Les investisseurs activistes, ce mal nécessaire
Depuis jeudi, c’est au tour d’une entreprise suisse d’être attaquée par un investisseur qui en pense beaucoup de mal, et qui le dit haut et fort. Temenos a été accusée de manipulations comptables majeures et de diverses malversations par Hindenburg Research, une société newyorkaise qui dénonce ce qu’elle perçoit comme des fraudes au sein d’entreprises cotées en bourse. Temenos, qui édite des logiciels pour les banques, a chuté de 30% à Zurich jeudi, puis de 4,6% vendredi. Personne ne sait vraiment si les allégations de Hindenburg sont exactes – Temenos dément catégoriquement – mais elles ont instillé le doute dans la tête des investisseurs. Cette affaire remet un coup de projecteur sur les sulfureux activistes à l’image de Hindenburg.
Décrits comme des vautours qui s’attaquent à des entreprises affaiblies, de tels investisseurs parient sur leur baisse en bourse. Ils prennent une position dans ce sens, qu’on appelle une vente à découvert, puis partagent leurs informations avec le reste du monde. Tout cela peut s’apparenter à de la manipulation de cours et détruire une entreprise.
Il faut pour cela que le marché partage ces soupçons, ou au moins ne les balaie pas d’un revers de la main. Si le cours baisse, les vendeurs à découvert comme Hindenburg clôturent leur position et encaissent un bénéfice, qui a pu atteindre 30% sur la seule journée de jeudi.
Autre critique visant ces acteurs: leurs sources peuvent avoir des comptes à régler avec l’entreprise sur laquelle ils révèlent des informations négatives. Dans le cas de Temenos, Hindenburg a précisé s’est entretenu avec 25 anciens employés, y compris des cadres.

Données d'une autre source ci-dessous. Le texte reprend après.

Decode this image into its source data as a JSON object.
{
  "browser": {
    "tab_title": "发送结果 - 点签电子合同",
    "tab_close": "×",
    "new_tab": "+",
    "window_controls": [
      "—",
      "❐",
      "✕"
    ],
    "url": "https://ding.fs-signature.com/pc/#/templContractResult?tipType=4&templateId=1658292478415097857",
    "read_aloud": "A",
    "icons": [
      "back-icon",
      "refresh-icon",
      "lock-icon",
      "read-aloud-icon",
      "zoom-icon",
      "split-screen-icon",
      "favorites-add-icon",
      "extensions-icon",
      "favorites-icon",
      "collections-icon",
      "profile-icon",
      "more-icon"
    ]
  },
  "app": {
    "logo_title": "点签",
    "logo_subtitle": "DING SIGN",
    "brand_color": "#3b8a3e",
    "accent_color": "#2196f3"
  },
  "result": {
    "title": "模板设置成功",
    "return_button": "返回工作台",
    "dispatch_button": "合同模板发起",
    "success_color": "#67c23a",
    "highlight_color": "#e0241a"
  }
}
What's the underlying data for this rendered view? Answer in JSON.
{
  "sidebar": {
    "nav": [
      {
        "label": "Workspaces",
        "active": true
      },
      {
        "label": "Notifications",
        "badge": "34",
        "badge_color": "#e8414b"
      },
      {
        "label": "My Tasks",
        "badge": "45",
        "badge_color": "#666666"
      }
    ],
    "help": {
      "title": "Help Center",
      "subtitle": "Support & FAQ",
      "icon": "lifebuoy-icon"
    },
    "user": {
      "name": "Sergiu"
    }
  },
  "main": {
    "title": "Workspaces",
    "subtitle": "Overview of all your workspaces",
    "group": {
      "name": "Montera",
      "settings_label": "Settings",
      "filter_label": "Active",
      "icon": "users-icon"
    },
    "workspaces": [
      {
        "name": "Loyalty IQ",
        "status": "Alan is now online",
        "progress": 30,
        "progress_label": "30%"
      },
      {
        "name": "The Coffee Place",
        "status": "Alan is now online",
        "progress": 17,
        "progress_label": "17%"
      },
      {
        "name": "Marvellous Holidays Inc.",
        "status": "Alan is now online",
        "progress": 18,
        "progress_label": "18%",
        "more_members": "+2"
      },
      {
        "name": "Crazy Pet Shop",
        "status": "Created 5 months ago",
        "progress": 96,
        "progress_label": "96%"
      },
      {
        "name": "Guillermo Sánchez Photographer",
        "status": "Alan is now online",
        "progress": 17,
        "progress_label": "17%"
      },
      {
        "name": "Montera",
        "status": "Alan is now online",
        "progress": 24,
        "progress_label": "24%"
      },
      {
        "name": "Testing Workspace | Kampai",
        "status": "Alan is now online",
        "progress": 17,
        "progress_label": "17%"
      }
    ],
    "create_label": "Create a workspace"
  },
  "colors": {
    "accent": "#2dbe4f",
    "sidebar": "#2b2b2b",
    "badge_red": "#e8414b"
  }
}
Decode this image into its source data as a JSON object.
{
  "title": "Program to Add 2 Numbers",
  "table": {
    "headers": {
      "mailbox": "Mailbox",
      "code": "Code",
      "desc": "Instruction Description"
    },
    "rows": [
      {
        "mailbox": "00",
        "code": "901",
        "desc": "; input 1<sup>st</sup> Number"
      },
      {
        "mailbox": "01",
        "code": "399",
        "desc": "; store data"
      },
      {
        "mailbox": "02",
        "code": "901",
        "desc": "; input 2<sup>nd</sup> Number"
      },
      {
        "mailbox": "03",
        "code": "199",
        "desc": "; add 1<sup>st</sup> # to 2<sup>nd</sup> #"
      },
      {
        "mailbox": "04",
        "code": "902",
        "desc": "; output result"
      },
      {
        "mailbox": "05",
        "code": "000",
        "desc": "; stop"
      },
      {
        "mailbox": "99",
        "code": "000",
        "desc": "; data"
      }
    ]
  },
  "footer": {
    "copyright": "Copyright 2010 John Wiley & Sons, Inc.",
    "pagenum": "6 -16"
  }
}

Oui, la fraude existe dans les entreprises
Reste que les activistes de ce genre peuvent révéler des faiblesses dans des entreprises, faire émerger des informations cachées ou même démasquer d’authentiques fraudes. Car, oui, la fraude existe: chaque année, 11% des grandes sociétés cotées en bourse violent les règles sur les valeurs mobilières, selon une récente recherche des universités de Toronto, Chicago et de Californie. Qui précise que 43% de ces sociétés se trompent dans leurs comptes annuels. En temps normal, un tiers des fraudes sont détectées par les auditeurs (qui sont payés par les sociétés qu’ils surveillent) ou les régulateurs (qui n’ont pas de moyens illimités, notre Finma en sait quelque chose). En Suisse, l’opérateur de la bourse nous a confirmé enquêter systématiquement lors de soupçons de fraude. Mais quand même, toute aide supplémentaire est bienvenue.
Le problème avec les affirmations d’acteurs comme Hindenburg est que les situations ne sont jamais noires ou blanches. Des assertions sont prononcées avec véhémence, mais le fin mot de l’histoire apparaît dans le meilleur des cas des années plus tard. Et la plupart du temps jamais. Les entreprises attaquées prennent souvent des mesures destinées à «restaurer la confiance des investisseurs», et qui en réalité servent aussi à répondre à certaines critiques émises par l’activiste. Ce qui, concrètement, améliore les pratiques des entreprises.
Pas suivis aveuglément
La bonne nouvelle est que ce genre de révélations n’est pas suivi aveuglément par les marchés. Dans le doute, les investisseurs jouent la prudence. Ils essaient surtout d’évaluer la crédibilité du porteur des révélations. Ses affirmations doivent avoir de la substance. Si le marché réagit par une forte progression du titre concerné (et cela arrive), c’est le signe qu’il n’y croit pas. Avec le risque pour l’activiste de ne plus être écouté à l’avenir, et de perdre immédiatement beaucoup d’argent s’il a parié sur la baisse de l’action en question.
Dans une vente à découvert, le potentiel de gain est limité (une action ne peut pas tomber plus bas que zéro), alors que le risque de perte est illimité (comme la progression théorique d’un titre). De quoi calmer les ardeurs d’activistes qui voudraient (trop) exagérer leurs affirmations. Ils peuvent néanmoins jouer un rôle de contre-pouvoir face aux légions de financiers qui ne font que répéter que «ça va monter». Même imparfait, le pouvoir.